The Volkswagen test-rigging scandal has put the spotlight on the integrity of multinational organisations when it comes to environmental laws.
(Also read our article: Automotives regulator to probe VW SA implication in test-rigging scandal)
The Centre for Environmental Rights (CER) alleges that some of South Africa’s biggest listed companies are not forthcoming with the truth about their environmental compliance either.
The report, titled ‘Full Disclosure’, looks at 20 of the largest JSE-listed companies (mostly in the mining sector) and how some have allegedly violated the environmental laws between the years 2008 and 2014.
Tracey Davies, an attorney and Head of the Corporate Accountability and Transparency programme at the CER, said some of the 20 examined companies have significant environmental impact.
This is despite appearing on the JSE's Socially Responsible Investment Index.
Many of these companies are regularly breaching environmental laws and regulation and not complying with the conditions of their permits and licences. To add insult to injury, they are not accurately reflecting this when reporting to their shareholders.— Tracey Davies, head of Corporate Accountability and Transparency at CER
Listen to the full conversation from The Redi Tlhabi Show:
The CER provided each assessed company with a month to respond (prior to publication) to the findings. 17 of the 20 companies responded; Exxaro, Merafe Resources and Harmony Gold did not respond.
- AECI Limited
- African Rainbow Minerals Limited
- Anglo American Platinum Limited
- Anglo American plc
- AngloGold Ashanti Limited
- ArcelorMittal South Africa Limited
- DRDGold Limited
- Exxaro Resources Limited
- Gold Fields Limited
- Harmony Gold Mining Company Limited
- Illovo Sugar Limited
- Impala Platinum Holdings Limited
- Lonmin plc
- Merafe Resources Limited
- Mondi Group
- Nampak Limited
- Pretoria Portland Cement Company Limited
- Sappi Limited
- Sasol Limited
- Tongaat Hulett Limited
The report reveals that some companies had been found guilty of environmental offences such as toxic spills, illegal disposal of hazardous waste, and pollution of water, soil and air.

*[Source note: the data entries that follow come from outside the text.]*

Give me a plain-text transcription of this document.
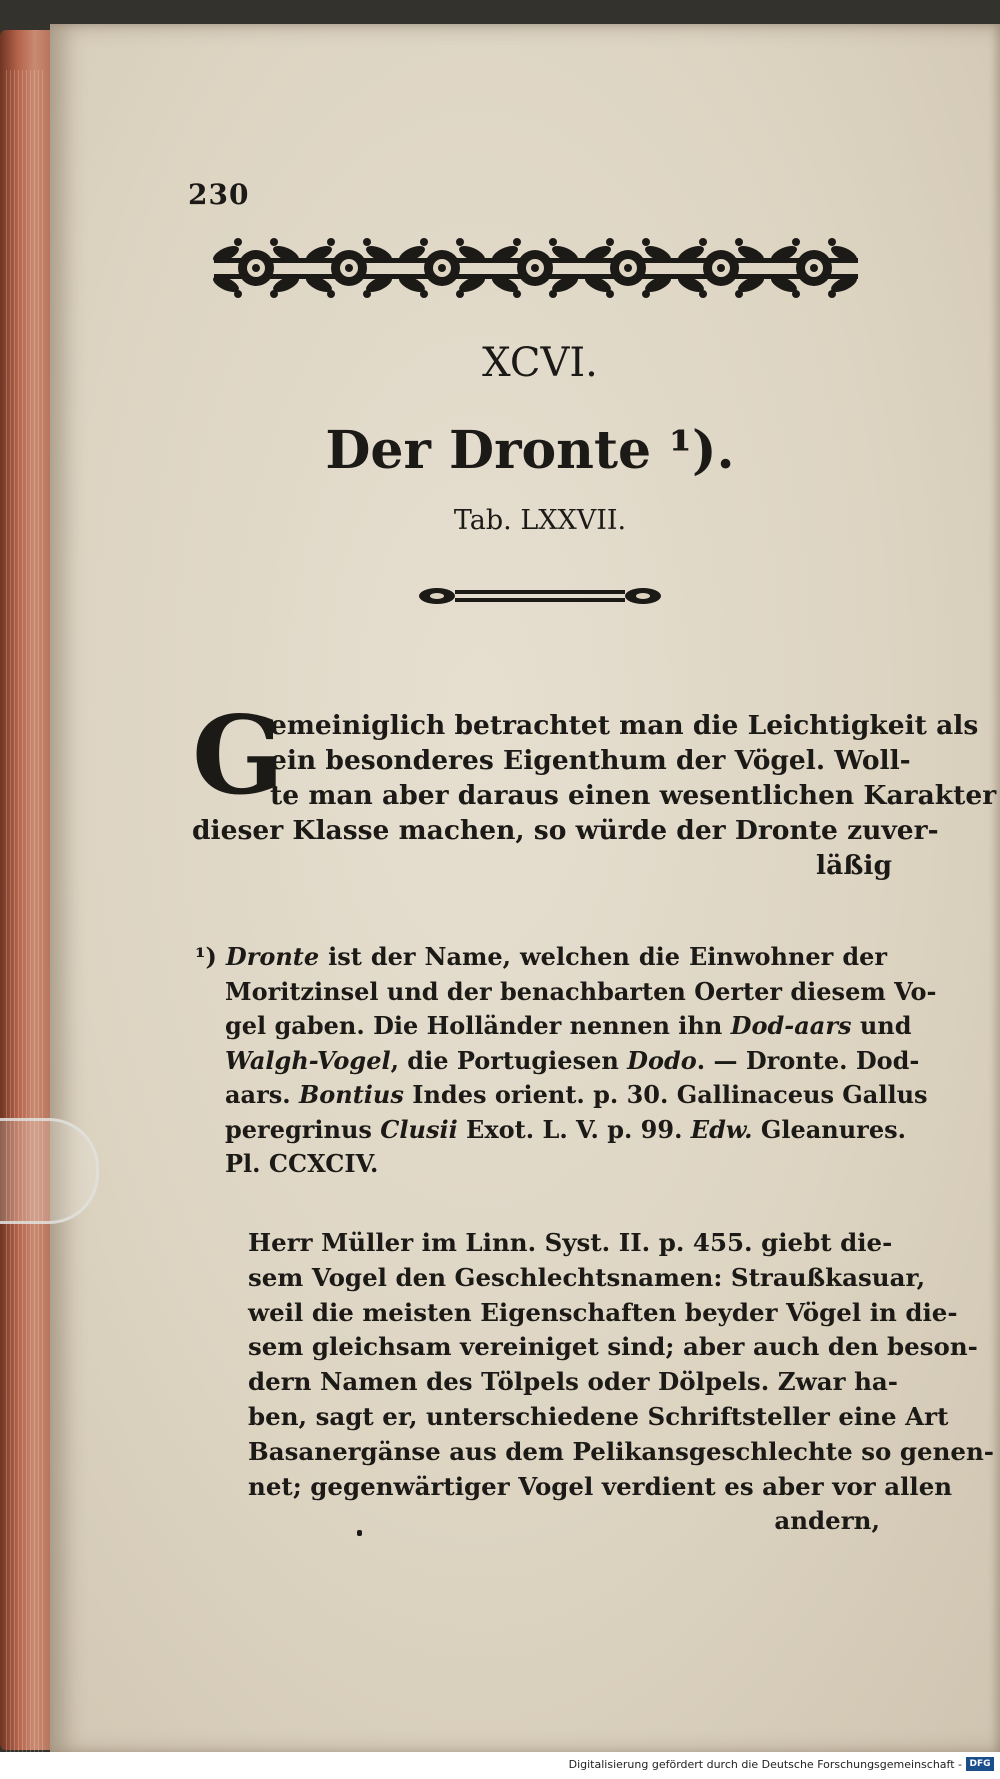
230
XCVI.
Der Dronte ¹).
Tab. LXXVII.
G
emeiniglich betrachtet man die Leichtigkeit als
ein besonderes Eigenthum der Vögel. Woll-
te man aber daraus einen wesentlichen Karakter
dieser Klasse machen, so würde der Dronte zuver-
läßig
¹) Dronte ist der Name, welchen die Einwohner der
Moritzinsel und der benachbarten Oerter diesem Vo-
gel gaben. Die Holländer nennen ihn Dod-aars und
Walgh-Vogel, die Portugiesen Dodo. — Dronte. Dod-
aars. Bontius Indes orient. p. 30. Gallinaceus Gallus
peregrinus Clusii Exot. L. V. p. 99. Edw. Gleanures.
Pl. CCXCIV.
Herr Müller im Linn. Syst. II. p. 455. giebt die-
sem Vogel den Geschlechtsnamen: Straußkasuar,
weil die meisten Eigenschaften beyder Vögel in die-
sem gleichsam vereiniget sind; aber auch den beson-
dern Namen des Tölpels oder Dölpels. Zwar ha-
ben, sagt er, unterschiedene Schriftsteller eine Art
Basanergänse aus dem Pelikansgeschlechte so genen-
net; gegenwärtiger Vogel verdient es aber vor allen
andern,
Digitalisierung gefördert durch die Deutsche Forschungsgemeinschaft - DFG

Many of these violations are not reported to company shareholders for the fear of damage to share value and dividend payouts.

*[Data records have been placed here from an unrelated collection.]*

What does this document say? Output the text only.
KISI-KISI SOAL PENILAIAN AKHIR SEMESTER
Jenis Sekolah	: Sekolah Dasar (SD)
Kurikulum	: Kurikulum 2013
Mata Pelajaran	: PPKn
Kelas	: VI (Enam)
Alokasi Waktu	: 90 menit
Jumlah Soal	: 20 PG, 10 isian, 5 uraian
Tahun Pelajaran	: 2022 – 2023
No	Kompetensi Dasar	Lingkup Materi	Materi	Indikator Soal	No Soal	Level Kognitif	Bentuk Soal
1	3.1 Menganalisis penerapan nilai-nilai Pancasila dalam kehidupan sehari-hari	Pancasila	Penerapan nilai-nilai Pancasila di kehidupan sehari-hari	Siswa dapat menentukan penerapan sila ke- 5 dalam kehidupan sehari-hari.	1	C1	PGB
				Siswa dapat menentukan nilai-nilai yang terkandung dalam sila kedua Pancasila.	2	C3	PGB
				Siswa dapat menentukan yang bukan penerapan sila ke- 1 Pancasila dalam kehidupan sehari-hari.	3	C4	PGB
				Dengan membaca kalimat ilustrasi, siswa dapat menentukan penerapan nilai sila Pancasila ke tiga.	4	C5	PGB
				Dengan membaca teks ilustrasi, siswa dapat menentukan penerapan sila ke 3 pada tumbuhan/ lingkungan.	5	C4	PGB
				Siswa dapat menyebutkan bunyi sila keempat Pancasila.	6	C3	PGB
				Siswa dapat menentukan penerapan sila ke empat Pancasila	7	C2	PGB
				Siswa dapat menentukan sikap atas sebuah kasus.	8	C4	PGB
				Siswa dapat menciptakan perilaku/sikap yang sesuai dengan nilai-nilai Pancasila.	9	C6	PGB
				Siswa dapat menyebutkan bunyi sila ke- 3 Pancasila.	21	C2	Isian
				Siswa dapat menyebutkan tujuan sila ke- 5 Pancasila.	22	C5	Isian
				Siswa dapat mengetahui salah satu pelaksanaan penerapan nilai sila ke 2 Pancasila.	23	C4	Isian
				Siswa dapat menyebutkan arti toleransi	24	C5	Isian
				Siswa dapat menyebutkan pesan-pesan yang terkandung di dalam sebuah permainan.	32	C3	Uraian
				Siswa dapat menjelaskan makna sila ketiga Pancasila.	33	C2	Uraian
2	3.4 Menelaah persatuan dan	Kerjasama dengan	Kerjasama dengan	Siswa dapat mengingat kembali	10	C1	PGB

Davies says public investors need to hold such companies accountable for their environmental practices and challenge the criteria used to award so-called 'socially responsible' or 'environmentally friendly' organisations.
The CER is a non-profit environmental law clinic. They are a group of environmental rights lawyers that helps communities defend their right to a healthy environment.
@RediTlhabi Volkswagen opened up a can of worms. This will turn the motor industry on its head. More so on fossil fuels..that is the problem— Tiaan van Zyl (@TiaanVZyl) September 28, 2015
- The article has been updated since its first publication after Illovo brought it to our attention that the tone of the article suggested that the company was lying about its green practices compliance, while it has been cooperating with the CER process.